Here is the plant in Brisbane...

However, like its deal with GraphenEra, LWP has de-risked this arm of its business by forming a JV with Hallmark Minerals to produce LWP flyash proppants.

The production facility is located in Pune, Maharashtra, India and has a capacity to produce 12,000 tonnes per annum.

LWP holds a 60% stake, but its biggest negotiation was for a $US1 million upfront technology license fee for the state of Maharashtra, plus 10% of gross revenues and royalties.

The JV gives LWP an early cost-effective entry to the proppants market and enables it to showcase LWP’s technology to potential licensees. There is also the option to automate production to 24/7 operations to produce 20,000 tonnes annually, which would please shareholders as monetisation and commercialisation opportunities increase.

In fact, indicated revenues on 20,000 tonnes a year are US$5.28M, with an EBITDA of $3M.

Those forward looking potential revenue numbers are speculative and should not be taken as set in stone. Apply caution to your investment decision and do not base it on these numbers alone.

LWP is also looking to secure offtake agreements for its Indian JV plant and hopes to license the technology to existing proppant manufacturers in the US and China to modify existing plants.

A one off upfront license fee would net between $2.5M and $15M depending on the area and bring in ongoing royalties of 10%.

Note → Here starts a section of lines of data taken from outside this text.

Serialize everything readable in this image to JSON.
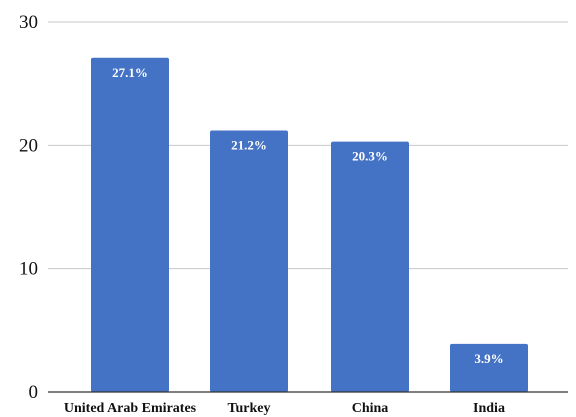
{
  "chart_data": {
    "type": "bar",
    "title": "",
    "xlabel": "",
    "ylabel": "",
    "categories": [
      "United Arab Emirates",
      "Turkey",
      "China",
      "India"
    ],
    "values": [
      27.1,
      21.2,
      20.3,
      3.9
    ],
    "data_labels": [
      "27.1%",
      "21.2%",
      "20.3%",
      "3.9%"
    ],
    "ylim": [
      0,
      30
    ],
    "yticks": [
      0,
      10,
      20,
      30
    ],
    "ytick_labels": [
      "0",
      "10",
      "20",
      "30"
    ],
    "grid": true,
    "legend": "none",
    "bar_color": "#4472c4"
  }
}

So as you can see, LWP has form in partnering up and commercialising a range of products, so it could very well have two revenue generating technologies in the palm of its hand before too long.

A brave new world

The fluctuating oil price has caused problems for several companies. Many working in the space have had to look at new or left-field opportunities to survive.

LWP has done just that.

In this video you can get a better understanding of how LWP’s Chairman Siegfried Konig is leading the company to develop innovative technology into industrial markets.

LWP is looking to do this with its proppant technology, but has now also put themselves into a position to potentially do it again through its JV in GraphenEra and move into the graphene space.

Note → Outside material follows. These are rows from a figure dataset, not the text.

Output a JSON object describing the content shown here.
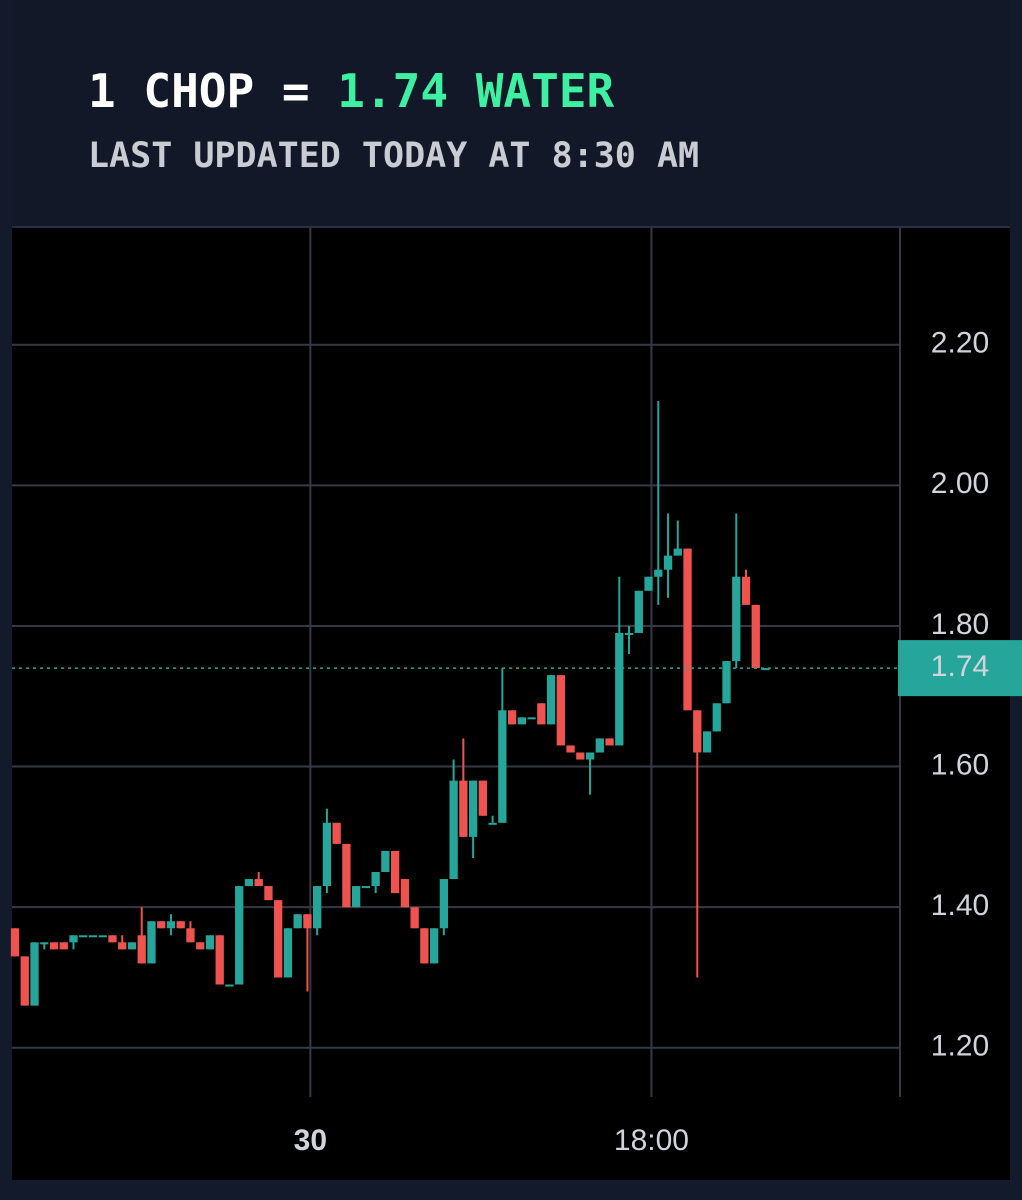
{
  "header": {
    "pair": "1 CHOP =",
    "rate": "1.74 WATER",
    "updated": "LAST UPDATED TODAY AT 8:30 AM"
  },
  "chart_data": {
    "type": "candlestick",
    "up_color": "#26a69a",
    "down_color": "#ef5350",
    "open": [
      1.37,
      1.33,
      1.26,
      1.35,
      1.35,
      1.35,
      1.35,
      1.36,
      1.36,
      1.36,
      1.36,
      1.35,
      1.34,
      1.36,
      1.32,
      1.38,
      1.37,
      1.38,
      1.37,
      1.35,
      1.34,
      1.36,
      1.29,
      1.29,
      1.43,
      1.44,
      1.43,
      1.41,
      1.3,
      1.37,
      1.39,
      1.37,
      1.43,
      1.52,
      1.49,
      1.4,
      1.43,
      1.43,
      1.45,
      1.48,
      1.44,
      1.4,
      1.37,
      1.32,
      1.37,
      1.44,
      1.58,
      1.5,
      1.58,
      1.52,
      1.52,
      1.68,
      1.66,
      1.67,
      1.69,
      1.66,
      1.73,
      1.63,
      1.62,
      1.61,
      1.62,
      1.64,
      1.63,
      1.79,
      1.79,
      1.85,
      1.87,
      1.88,
      1.9,
      1.91,
      1.68,
      1.62,
      1.65,
      1.69,
      1.75,
      1.87,
      1.83,
      1.74
    ],
    "high": [
      1.37,
      1.33,
      1.35,
      1.35,
      1.35,
      1.35,
      1.36,
      1.36,
      1.36,
      1.36,
      1.36,
      1.36,
      1.35,
      1.4,
      1.38,
      1.38,
      1.39,
      1.38,
      1.38,
      1.35,
      1.36,
      1.36,
      1.29,
      1.43,
      1.44,
      1.45,
      1.43,
      1.41,
      1.37,
      1.39,
      1.39,
      1.43,
      1.54,
      1.52,
      1.49,
      1.43,
      1.43,
      1.45,
      1.48,
      1.48,
      1.44,
      1.4,
      1.37,
      1.37,
      1.44,
      1.61,
      1.64,
      1.58,
      1.58,
      1.53,
      1.74,
      1.68,
      1.67,
      1.67,
      1.69,
      1.73,
      1.73,
      1.63,
      1.62,
      1.62,
      1.64,
      1.64,
      1.87,
      1.8,
      1.85,
      1.87,
      2.12,
      1.96,
      1.95,
      1.91,
      1.68,
      1.65,
      1.69,
      1.75,
      1.96,
      1.88,
      1.83,
      1.74
    ],
    "low": [
      1.33,
      1.26,
      1.26,
      1.34,
      1.34,
      1.34,
      1.34,
      1.36,
      1.36,
      1.36,
      1.35,
      1.34,
      1.34,
      1.32,
      1.32,
      1.37,
      1.36,
      1.37,
      1.35,
      1.34,
      1.34,
      1.29,
      1.29,
      1.29,
      1.43,
      1.43,
      1.41,
      1.3,
      1.3,
      1.37,
      1.28,
      1.36,
      1.42,
      1.49,
      1.4,
      1.4,
      1.43,
      1.42,
      1.45,
      1.42,
      1.4,
      1.37,
      1.32,
      1.32,
      1.36,
      1.44,
      1.5,
      1.47,
      1.53,
      1.52,
      1.52,
      1.66,
      1.66,
      1.67,
      1.66,
      1.66,
      1.63,
      1.62,
      1.61,
      1.56,
      1.62,
      1.63,
      1.63,
      1.76,
      1.79,
      1.85,
      1.83,
      1.84,
      1.9,
      1.68,
      1.3,
      1.62,
      1.65,
      1.69,
      1.74,
      1.83,
      1.74,
      1.74
    ],
    "close": [
      1.33,
      1.26,
      1.35,
      1.35,
      1.34,
      1.34,
      1.36,
      1.36,
      1.36,
      1.36,
      1.35,
      1.34,
      1.35,
      1.32,
      1.38,
      1.37,
      1.38,
      1.37,
      1.35,
      1.34,
      1.36,
      1.29,
      1.29,
      1.43,
      1.44,
      1.43,
      1.41,
      1.3,
      1.37,
      1.39,
      1.37,
      1.43,
      1.52,
      1.49,
      1.4,
      1.43,
      1.43,
      1.45,
      1.48,
      1.42,
      1.4,
      1.37,
      1.32,
      1.37,
      1.44,
      1.58,
      1.5,
      1.58,
      1.53,
      1.52,
      1.68,
      1.66,
      1.67,
      1.67,
      1.66,
      1.73,
      1.63,
      1.62,
      1.61,
      1.62,
      1.64,
      1.63,
      1.79,
      1.79,
      1.85,
      1.87,
      1.88,
      1.9,
      1.91,
      1.68,
      1.62,
      1.65,
      1.69,
      1.75,
      1.87,
      1.83,
      1.74,
      1.74
    ],
    "last_price": 1.74,
    "xlim": [
      -0.31,
      90.8
    ],
    "xticks": [
      {
        "value": 30.3,
        "label": "30"
      },
      {
        "value": 65.3,
        "label": "18:00"
      }
    ],
    "ylim": [
      1.13,
      2.366
    ],
    "yticks": [
      {
        "value": 1.2,
        "label": "1.20"
      },
      {
        "value": 1.4,
        "label": "1.40"
      },
      {
        "value": 1.6,
        "label": "1.60"
      },
      {
        "value": 1.8,
        "label": "1.80"
      },
      {
        "value": 2.0,
        "label": "2.00"
      },
      {
        "value": 2.2,
        "label": "2.20"
      }
    ],
    "grid": true
  }
}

It’s a smart play given oil and gas market fluctuations.

LWP is an energy technologist and it wants to remain as such, that means looking to the future whilst maintaining its current assets.

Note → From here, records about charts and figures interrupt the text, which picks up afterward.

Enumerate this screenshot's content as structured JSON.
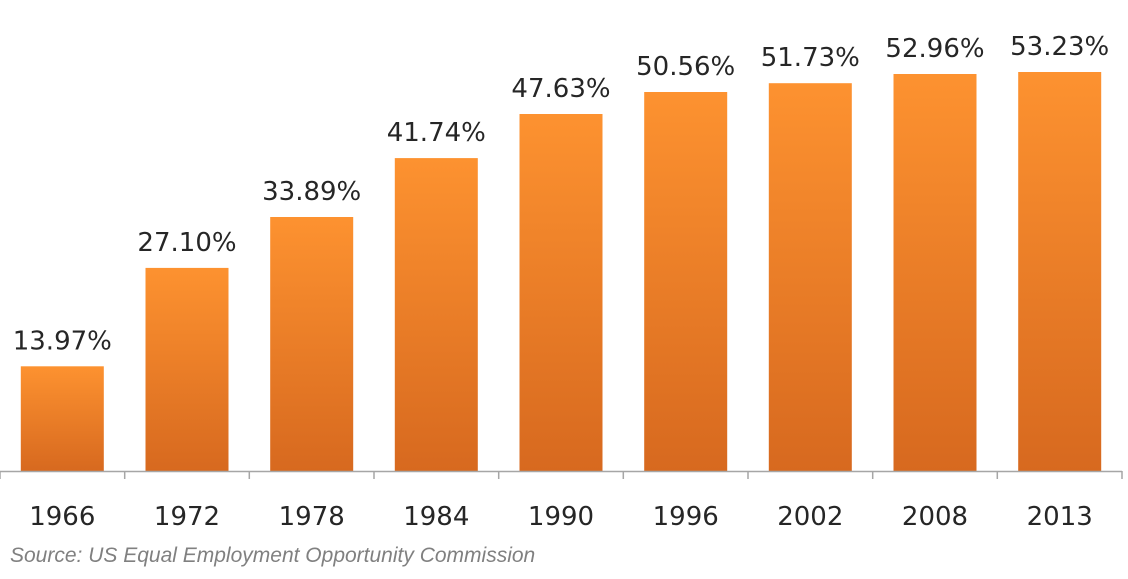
{
  "chart_data": {
    "type": "bar",
    "categories": [
      "1966",
      "1972",
      "1978",
      "1984",
      "1990",
      "1996",
      "2002",
      "2008",
      "2013"
    ],
    "values": [
      13.97,
      27.1,
      33.89,
      41.74,
      47.63,
      50.56,
      51.73,
      52.96,
      53.23
    ],
    "value_labels": [
      "13.97%",
      "27.10%",
      "33.89%",
      "41.74%",
      "47.63%",
      "50.56%",
      "51.73%",
      "52.96%",
      "53.23%"
    ],
    "title": "",
    "xlabel": "",
    "ylabel": "",
    "ylim": [
      0,
      53.23
    ],
    "grid": false,
    "legend": "none",
    "bar_color_top": "#fd9230",
    "bar_color_bottom": "#d7691f",
    "axis_color": "#a6a6a6",
    "text_color": "#262626"
  },
  "source_note": "Source: US Equal Employment Opportunity Commission"
}
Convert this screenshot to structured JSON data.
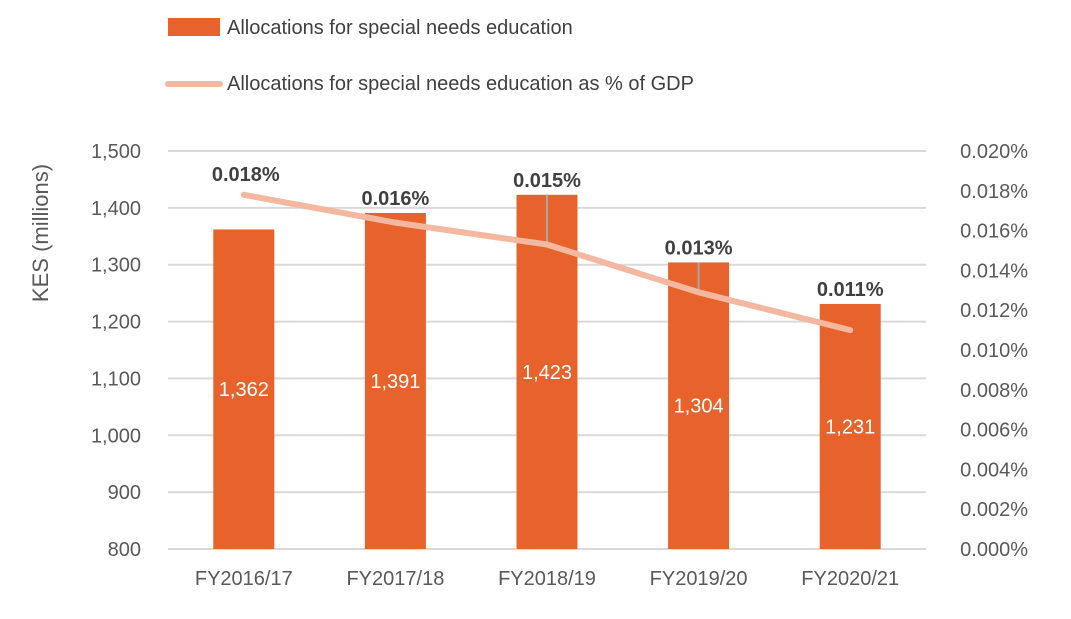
{
  "chart_data": {
    "type": "bar",
    "categories": [
      "FY2016/17",
      "FY2017/18",
      "FY2018/19",
      "FY2019/20",
      "FY2020/21"
    ],
    "series": [
      {
        "name": "Allocations for special needs education",
        "type": "bar",
        "axis": "left",
        "color": "#E8632B",
        "values": [
          1362,
          1391,
          1423,
          1304,
          1231
        ],
        "labels": [
          "1,362",
          "1,391",
          "1,423",
          "1,304",
          "1,231"
        ]
      },
      {
        "name": "Allocations for special needs education as % of GDP",
        "type": "line",
        "axis": "right",
        "color": "#F4B8A0",
        "values": [
          0.0178,
          0.0164,
          0.0153,
          0.0129,
          0.011
        ],
        "labels": [
          "0.018%",
          "0.016%",
          "0.015%",
          "0.013%",
          "0.011%"
        ]
      }
    ],
    "ylabel": "KES (millions)",
    "ylim": [
      800,
      1500
    ],
    "y_ticks": [
      "800",
      "900",
      "1,000",
      "1,100",
      "1,200",
      "1,300",
      "1,400",
      "1,500"
    ],
    "y2lim": [
      0,
      0.02
    ],
    "y2_ticks": [
      "0.000%",
      "0.002%",
      "0.004%",
      "0.006%",
      "0.008%",
      "0.010%",
      "0.012%",
      "0.014%",
      "0.016%",
      "0.018%",
      "0.020%"
    ],
    "grid": true,
    "grid_color": "#D9D9D9",
    "label_leader_color": "#A6A6A6",
    "legend_position": "top-left"
  }
}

It can see the future of energy.

It knows that the clean energy revolution is already here and just waiting for technology to catch up.

So LWP has done the best thing it could and diversified its technology portfolio, putting one foot in the graphene market which is set to disrupt, revolutionise, change the energy sector, whilst keeping the other foot in oil and gas by offering up a low cost technology attractive enough to those who are in hydraulic fracturing.

The world is experiencing an energy revolution and LWP is putting its hand up to lead both existing and new leading edge technologies.